A well-known lawyer in this field, Cameron Ward, explains that the B.C. government "has come up with a creative way of punishing political dissidents. Rather than have people charged with breaking laws enacted by their duly elected representatives, the conventional way of dealing with public disorder, the government enlists the courts to have objectionable conduct characterized as contempt of court. It does so by encouraging the use of injunctions issued in sham civil proceedings. There is no statutory punishment for [civil] contempt of court...it is entirely up to a judge's discretion as to how to punish such a 'contempt of court.'"

We don't have contempt of court here, but contempt of democracy.

I don't argue that people who disobey the law shouldn't be punished. What I do say is that the government abused the court process, using it, through the head contractor, to enforce a behind-closed-doors decision ratified after the fact by a man who owes his job and healthy salary to the generosity of the premier.

As I asked at the Delta gathering, how would you like your dispute with a neighbour to be settled by the other guy's hired hand? A military trial in North Korea looks democratic by comparison.

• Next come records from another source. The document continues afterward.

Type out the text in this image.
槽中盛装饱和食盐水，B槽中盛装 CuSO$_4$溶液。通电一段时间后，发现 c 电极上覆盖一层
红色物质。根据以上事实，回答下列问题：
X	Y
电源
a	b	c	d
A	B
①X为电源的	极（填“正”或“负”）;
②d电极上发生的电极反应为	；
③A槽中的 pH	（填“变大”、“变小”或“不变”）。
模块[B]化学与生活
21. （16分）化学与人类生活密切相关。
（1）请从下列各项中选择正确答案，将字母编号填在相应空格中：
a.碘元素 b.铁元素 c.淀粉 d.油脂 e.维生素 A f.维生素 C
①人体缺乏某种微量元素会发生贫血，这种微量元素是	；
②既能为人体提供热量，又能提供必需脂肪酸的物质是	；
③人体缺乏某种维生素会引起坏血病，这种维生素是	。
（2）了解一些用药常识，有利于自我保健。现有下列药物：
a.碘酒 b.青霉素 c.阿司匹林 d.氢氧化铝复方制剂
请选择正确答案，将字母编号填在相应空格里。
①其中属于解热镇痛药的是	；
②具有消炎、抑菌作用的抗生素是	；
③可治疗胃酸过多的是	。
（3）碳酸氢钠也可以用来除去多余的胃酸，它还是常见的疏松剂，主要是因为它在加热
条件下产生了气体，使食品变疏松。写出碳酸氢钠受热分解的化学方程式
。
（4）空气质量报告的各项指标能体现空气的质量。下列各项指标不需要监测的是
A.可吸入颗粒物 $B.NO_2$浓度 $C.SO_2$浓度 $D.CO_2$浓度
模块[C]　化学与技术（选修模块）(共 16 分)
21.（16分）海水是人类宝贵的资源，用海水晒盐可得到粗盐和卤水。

Anyone who has seen the consultation process indulged in by the Ministry of Transport -- as those who live along the Sea-to-Sky highway have -- will recognize it for the sham it is. Bureaucrats present all manner of options with accompanying maps and pictures, and members of the public ask questions and give opinions, which are all dutifully recorded by the bureaucrats. Then the government does whatever it damned well pleases.

Permit me a slight digression. Back in the '50s and '60s, when there was a major strike, the employers often got union leaders jailed "for contempt." Government wisely changed things with a fair Labour Code and a fair Labour Relations Board to hear grievances. The system works because it's an open and fair process. Nobody goes to jail anymore. That sort of process must be put in place for environmentally sensitive projects.

What about the MLAs for Delta and West Vancouver?

You surely jest! Gordon Campbell MLAs do as they're told.

Joan McIntyre, MLA for West Vancouver-Garibaldi, was utterly uninterested in helping her constituents with the Eagleridge project, and Val Roddick, MLA for Delta South, despite having been invited, was a "no show" at the Delta meeting. Roddick is known for making grand speeches about her commitment to the Agricultural Land Reserve, a commitment that apparently doesn't apply to that which Gateway will pave over. (Curiously, farmland made into highways stays in the ALR as "non-farming use," meaning there's no need for an application to the land commission!)

I am not and have never pretended to be an expert on the Gateway project. What I do know something about is "process." The Environmental Assessment Act provides the appearance of a process where there is none, unless you include consultations made after the decision has been taken. It's Through the Looking Glass with Premier Campbell shouting "off with their heads," playing the part of the Red Queen, as the contractor does his dirty work for him.

This is democracy Gordon Campbell style. And with a toothless pussycat in charge of the NDP, there's no end in sight.